Publié en 2010 en Angleterre
En 2023 en France (pour la présente édition)
Titre original : Captive Queen
Éditions Hauteville
696 pages
Résumé :
Aliénor était parfaitement consciente du caractère historique de l'instant, alors que Henri lui saisissait la main pour l'aider à se relever, et qu'elle prenait part à un acte qui aurait de lourdes conséquences pour elle, pour son nouvel époux, pour leurs descendants et pour le monde entier - car ce jour voyait la fondation d'un empire qui promettait d'être l'un des plus puissants de la chrétienté.
En 1152, Aliénor d'Aquitaine n'hésite pas à traverser la France à cheval pour fuir son mariage brisé avec le roi Louis VII. Désormais, elle n'a plus qu'un seul but : retrouver son cher duché et épouser l'homme qu'elle aime, Henri Plantagenêt, destiné à devenir un grand roi d'Angleterre. Mais le caractère fougueux de ce dernier va engendrer de nombreux conflits, notamment avec ses fils, qui prendront les armes contre lui, et surtout avec Aliénor pour qui il devra faire le choix le plus tyrannique de toute son existence.
Ma Note : ★★★★★★★★★★
Mon Avis :
En 1151, la reine de France, Aliénor, souhaiterait faire annuler son mariage avec le roi Louis VII : non seulement le couple, trop différent, ne s’entend pas mais surtout, il n’a eu que deux filles. Or, le roi voudrait un fils, afin de faire de lui son héritier. Un concile plus tard et Aliénor, à peine âgée de trente ans est de nouveau libre : héritière du duché d’Aquitaine, elle possède un vaste territoire, qui va du Poitou au pied des Pyrénées, en passant par le Périgord et le Limousin. Autrement dit elle est un parti très convoité…mais Aliénor n’en envisage qu’un seul : le jeune Henri Plantagenêt, de dix ans son cadet, futur comte d’Anjou et, par sa mère, prétendant à la couronne d’Angleterre.

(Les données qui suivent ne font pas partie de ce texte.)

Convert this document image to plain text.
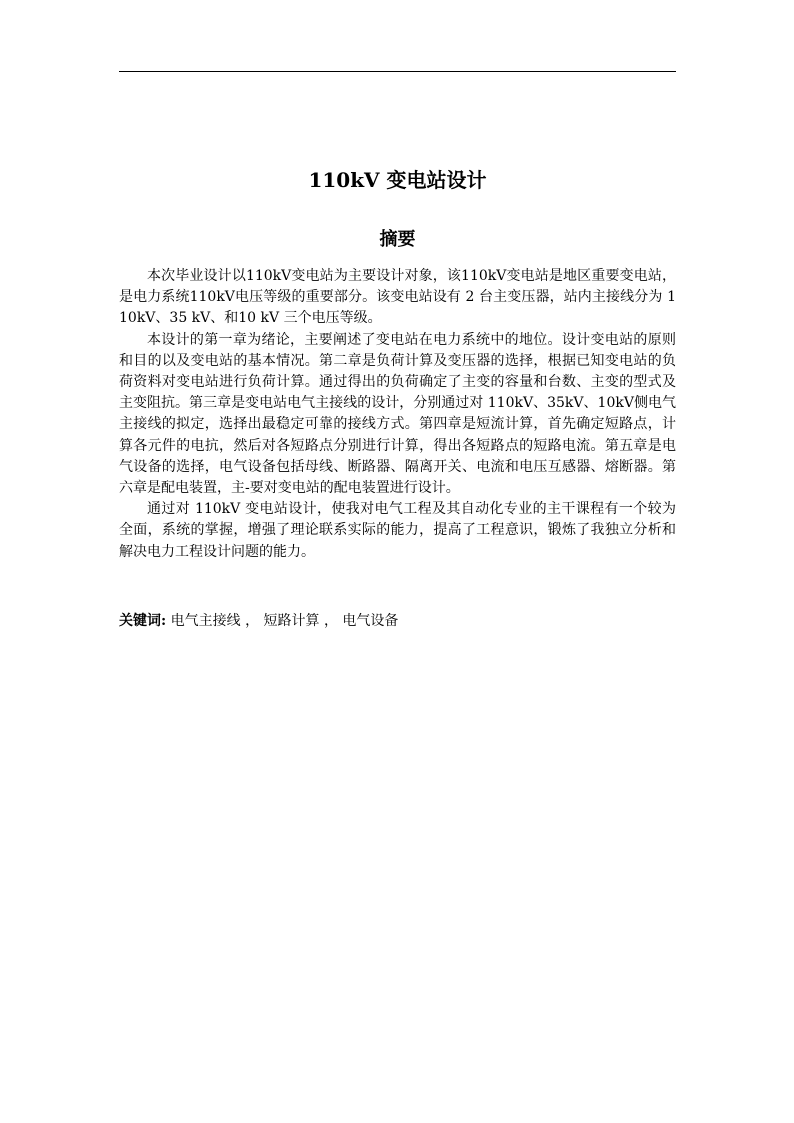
110kV 变电站设计
摘要

本次毕业设计以110kV变电站为主要设计对象，该110kV变电站是地区重要变电站，是电力系统110kV电压等级的重要部分。该变电站设有 2 台主变压器，站内主接线分为 110kV、35 kV、和10 kV 三个电压等级。

本设计的第一章为绪论，主要阐述了变电站在电力系统中的地位。设计变电站的原则和目的以及变电站的基本情况。第二章是负荷计算及变压器的选择，根据已知变电站的负荷资料对变电站进行负荷计算。通过得出的负荷确定了主变的容量和台数、主变的型式及主变阻抗。第三章是变电站电气主接线的设计，分别通过对 110kV、35kV、10kV侧电气主接线的拟定，选择出最稳定可靠的接线方式。第四章是短流计算，首先确定短路点，计算各元件的电抗，然后对各短路点分别进行计算，得出各短路点的短路电流。第五章是电气设备的选择，电气设备包括母线、断路器、隔离开关、电流和电压互感器、熔断器。第六章是配电装置，主-要对变电站的配电装置进行设计。

通过对 110kV 变电站设计，使我对电气工程及其自动化专业的主干课程有一个较为全面，系统的掌握，增强了理论联系实际的能力，提高了工程意识，锻炼了我独立分析和解决电力工程设计问题的能力。

关键词: 电气主接线 ， 短路计算 ， 电气设备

Contre toute attente, le mariage politique de la duchesse d’Aliénor et du futur roi d’Angleterre, devient un mariage d’amour : sensuels, Aliénor et Henri forment un duo uni dans le privé mais aussi sur la scène publique. A eux deux, ils possèdent presque tout l’ouest de la France et l’ambitieux jeune homme tourne vite les yeux vers son héritage maternel, dont il va ceindre la couronne en 1154, jetant les bases d’un véritable empire s’étendant du nord de l’Angleterre jusqu’au nord de l’Espagne.
Aliénor et Henri, personnages emblématiques du XIIe siècle deviennent les parents d’une vaste progéniture : parmi les plus célèbres, Richard Cœur-de-Lion et le plus tristement connu Jean sans Terre qui sera le seul, avec l’une de ses sœurs, à survivre à leur mère.

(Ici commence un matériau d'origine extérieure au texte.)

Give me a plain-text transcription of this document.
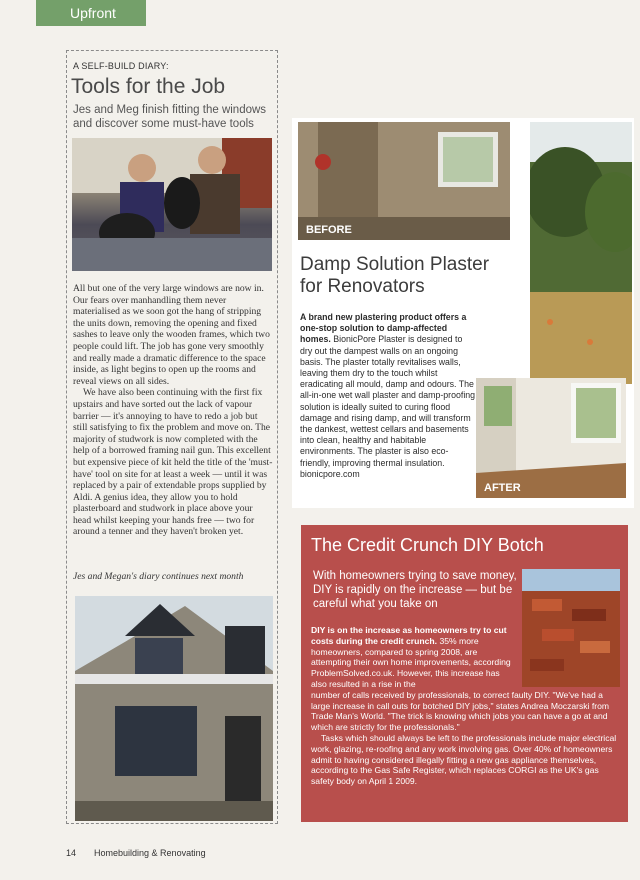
Upfront
A SELF-BUILD DIARY:
Tools for the Job
Jes and Meg finish fitting the windows and discover some must-have tools

All but one of the very large windows are now in. Our fears over manhandling them never materialised as we soon got the hang of stripping the units down, removing the opening and fixed sashes to leave only the wooden frames, which two people could lift. The job has gone very smoothly and really made a dramatic difference to the space inside, as light begins to open up the rooms and reveal views on all sides.

We have also been continuing with the first fix upstairs and have sorted out the lack of vapour barrier — it's annoying to have to redo a job but still satisfying to fix the problem and move on. The majority of studwork is now completed with the help of a borrowed framing nail gun. This excellent but expensive piece of kit held the title of the 'must-have' tool on site for at least a week — until it was replaced by a pair of extendable props supplied by Aldi. A genius idea, they allow you to hold plasterboard and studwork in place above your head whilst keeping your hands free — two for around a tenner and they haven't broken yet.

Jes and Megan's diary continues next month
BEFORE
Damp Solution Plaster
for Renovators
A brand new plastering product offers a one-stop solution to damp-affected homes. BionicPore Plaster is designed to dry out the dampest walls on an ongoing basis. The plaster totally revitalises walls, leaving them dry to the touch whilst eradicating all mould, damp and odours. The all-in-one wet wall plaster and damp-proofing solution is ideally suited to curing flood damage and rising damp, and will transform the dankest, wettest cellars and basements into clean, healthy and habitable environments. The plaster is also eco-friendly, improving thermal insulation. bionicpore.com
AFTER
The Credit Crunch DIY Botch
With homeowners trying to save money, DIY is rapidly on the increase — but be careful what you take on

DIY is on the increase as homeowners try to cut costs during the credit crunch. 35% more homeowners, compared to spring 2008, are attempting their own home improvements, according ProblemSolved.co.uk. However, this increase has also resulted in a rise in the

number of calls received by professionals, to correct faulty DIY. "We've had a large increase in call outs for botched DIY jobs," states Andrea Moczarski from Trade Man's World. "The trick is knowing which jobs you can have a go at and which are strictly for the professionals."

Tasks which should always be left to the professionals include major electrical work, glazing, re-roofing and any work involving gas. Over 40% of homeowners admit to having considered illegally fitting a new gas appliance themselves, according to the Gas Safe Register, which replaces CORGI as the UK's gas safety body on April 1 2009.

14 Homebuilding & Renovating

Mais très vite, l’idylle tourne à l’orage : jalouse de son pouvoir en Aquitaine, dont elle est la dépositaire en titre, Aliénor supporte mal de voir Henri vouloir s’emparer de ses prérogatives sur ses terres natales. A l’inverse, Henri ne tolère pas de voir son pouvoir remis en question par son épouse. Sanguins, impulsifs, le roi (connu pour ses colères homériques et dont le caractère impulsif et instable n’est pas sans rappeler celui de son lointain descendant, Henri VIII) et la reine finissent par se déchirer violemment et, quand leurs fils, qui ont hérité de leurs gènes respectifs, se révoltent contre leur père au début des années 1170, Aliénor commet une erreur fatale, prenant leur parti contre son époux, allant jusqu’à reprendre contact avec son ancien mari, le roi Louis VII de France, ce que Henri va considérer comme une trahison. La reine passera donc plusieurs années emprisonnée, d’abord à Rouen puis en Angleterre, à Sarum, loin de ses terres aquitaines et surtout, loin de ses fils…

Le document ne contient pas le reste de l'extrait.